Gründung von Astra in Schweden

1926

Gründung von ICI, Imperial Chemical Industries, in Großbritannien

1963

Start der Geschäftstätigkeit in Österreich mit der Gründung einer Niederlassung

1979/1980

Astra trennt sich von pharmafremden Geschäftsbereichen

1988

Sir James W. Black, Mitarbeiter bei ICI Pharmaceuticals, erhält den Nobelpreis für Medizin und Physiologie

1993

ICI verkauft die Geschäftsbereiche Arzneimittel, Agrochemie und Spezialchemie; das Unternehmen Zeneca entsteht

1996

Antra® (Losec) wird weltweit zum meistverkauften Medikament

1999

Astra und Zeneca fusionieren, das Unternehmen AstraZeneca entsteht

2005-07

Einstieg in die Biotechnologie durch Übernahme von KuDOS, CAT, Arrow und MedImmune

2007

Diabetes-Kooperation mit Bristol-Myers Squibb

2009

Erweiterung der Indikationsgebiete (Diabetes, Lungenkrebs)

2013

Allianz von AstraZeneca und Bristol-Myers Squibb bietet fünf Produkte für eine moderne Therapie des Diabetes Typ2

2014

AstraZeneca kauft die Rechte an der Atemwegssparte des spanischen Pharmaunternehmens Almirall

2016

AstraZeneca kauft die Atemwegssparte von Takeda Pharmaceutical

2020

Es werden neue Medikamente zur Behandlung der chronischen lymphatischen Leukämie und der chronisch obstruktiven Lungenerkrankung zugelassen.
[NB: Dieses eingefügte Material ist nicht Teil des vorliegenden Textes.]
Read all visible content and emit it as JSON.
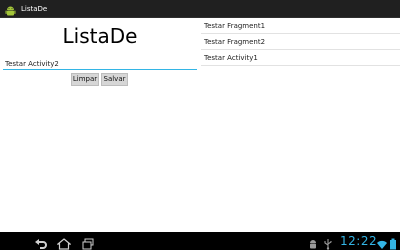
{
  "action_bar": {
    "title": "ListaDe",
    "icon": "android-icon"
  },
  "main": {
    "heading": "ListaDe",
    "input_value": "Testar Activity2",
    "buttons": {
      "clear_label": "Limpar",
      "save_label": "Salvar"
    }
  },
  "list": {
    "items": [
      {
        "label": "Testar Fragment1"
      },
      {
        "label": "Testar Fragment2"
      },
      {
        "label": "Testar Activity1"
      }
    ]
  },
  "system_bar": {
    "clock": "12:22",
    "accent_color": "#33b5e5",
    "icons": [
      "back-icon",
      "home-icon",
      "recent-apps-icon",
      "debug-icon",
      "usb-icon",
      "wifi-icon",
      "battery-icon"
    ]
  }
}
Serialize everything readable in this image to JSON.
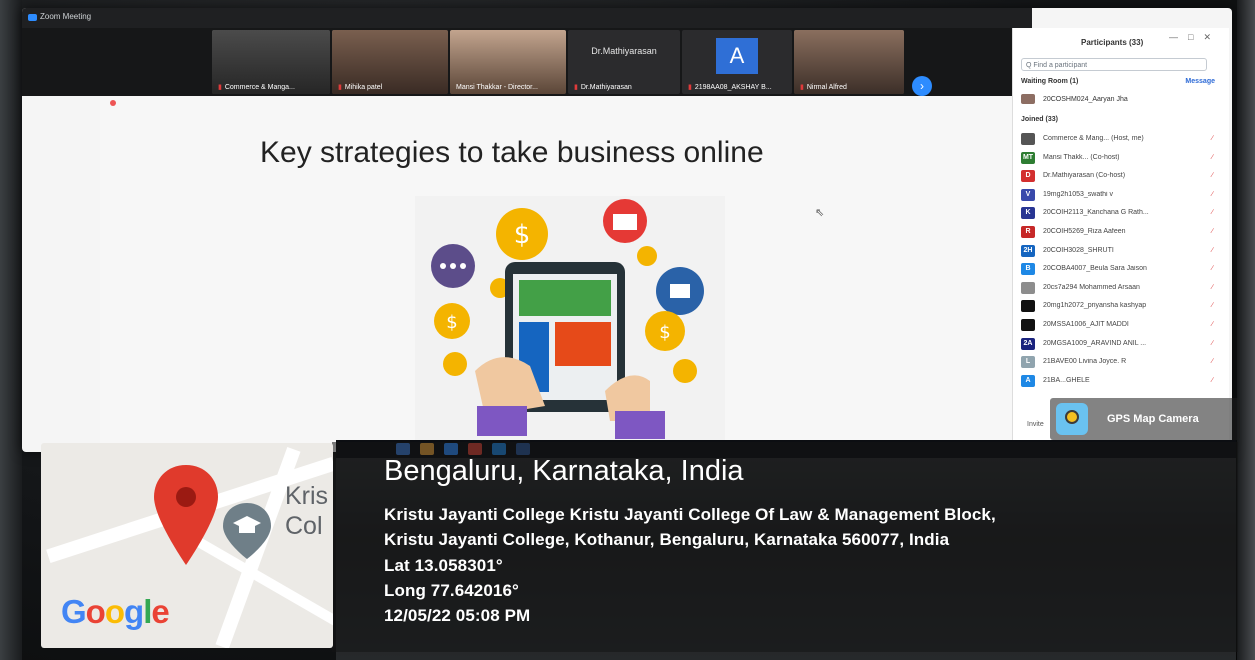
{
  "zoom": {
    "window_title": "Zoom Meeting",
    "video_tiles": [
      {
        "name": "Commerce & Manga..."
      },
      {
        "name": "Mihika patel"
      },
      {
        "name": "Mansi Thakkar - Director..."
      },
      {
        "name": "Dr.Mathiyarasan",
        "top_text": "Dr.Mathiyarasan"
      },
      {
        "name": "2198AA08_AKSHAY B...",
        "letter": "A"
      },
      {
        "name": "Nirmal Alfred"
      }
    ]
  },
  "slide": {
    "title": "Key strategies to take business online"
  },
  "participants": {
    "title": "Participants (33)",
    "search_placeholder": "Q Find a participant",
    "waiting_room": "Waiting Room (1)",
    "message_label": "Message",
    "waiting_member": "20COSHM024_Aaryan Jha",
    "joined_label": "Joined (33)",
    "invite_label": "Invite",
    "list": [
      {
        "av": "",
        "color": "#555555",
        "name": "Commerce & Mang... (Host, me)"
      },
      {
        "av": "MT",
        "color": "#2e7d32",
        "name": "Mansi Thakk... (Co-host)"
      },
      {
        "av": "D",
        "color": "#d32f2f",
        "name": "Dr.Mathiyarasan (Co-host)"
      },
      {
        "av": "V",
        "color": "#3949ab",
        "name": "19mg2h1053_swathi v"
      },
      {
        "av": "K",
        "color": "#283593",
        "name": "20COIH2113_Kanchana G Rath..."
      },
      {
        "av": "R",
        "color": "#c62828",
        "name": "20COIH5269_Riza Aafeen"
      },
      {
        "av": "2H",
        "color": "#1565c0",
        "name": "20COIH3028_SHRUTI"
      },
      {
        "av": "B",
        "color": "#1e88e5",
        "name": "20COBA4007_Beula Sara Jaison"
      },
      {
        "av": "",
        "color": "#8d8d8d",
        "name": "20cs7a294 Mohammed Arsaan"
      },
      {
        "av": "",
        "color": "#111111",
        "name": "20mg1h2072_priyansha kashyap"
      },
      {
        "av": "",
        "color": "#111111",
        "name": "20MSSA1006_AJIT MADDI"
      },
      {
        "av": "2A",
        "color": "#1a237e",
        "name": "20MGSA1009_ARAVIND ANIL ..."
      },
      {
        "av": "L",
        "color": "#90a4ae",
        "name": "21BAVE00 Livina Joyce. R"
      },
      {
        "av": "A",
        "color": "#1e88e5",
        "name": "21BA...GHELE"
      }
    ]
  },
  "gps_badge": {
    "label": "GPS Map Camera"
  },
  "map": {
    "place_label": "Kris\nCol",
    "google": "Google"
  },
  "location": {
    "city": "Bengaluru, Karnataka, India",
    "address_line1": "Kristu Jayanti College Kristu Jayanti College Of Law & Management Block,",
    "address_line2": "Kristu Jayanti College, Kothanur, Bengaluru, Karnataka 560077, India",
    "lat": "Lat 13.058301°",
    "long": "Long 77.642016°",
    "datetime": "12/05/22 05:08 PM"
  },
  "colors": {
    "zoom_blue": "#2d8cff",
    "pin_red": "#ea4335",
    "google_blue": "#4285f4",
    "google_red": "#ea4335",
    "google_yellow": "#fbbc05",
    "google_green": "#34a853"
  }
}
Außerdem erhält AstraZeneca fünf Zulassungserweiterungen zur Therapie bei Herzinsuffizienz, Eierstock- Prostata- und Bauchspeicheldrüsenkrebs sowie dem nicht kleinzelligen Lungenkrebs.

2021

AstraZeneca übernimmt die amerikanische Biotechfirma Alexion, die im Bereich seltene Erkrankungen tätig ist.

2022

EMA-Neuzulassung bzw. Zulassungserweiterung für elf Medikamente in den Therapiegebieten Herz-Kreislauf, Nieren und Stoffwechsel, Atemwege, Immunologie, Onkologie und seltene Erkrankungen. Unter anderem für ein neues Medikament im Bereich Systemischer Lupus Erythematodes und für eine langwirksame Antikörperkombination zur Präexpositions-Prophylaxe von COVID-19.

2023

Alexion, AstraZeneca Rare Disease, schließt eine Vereinbarung mit Pfizer zum Erwerb eines Portfolios an präklinischen Gentherapien für seltene Erkrankungen.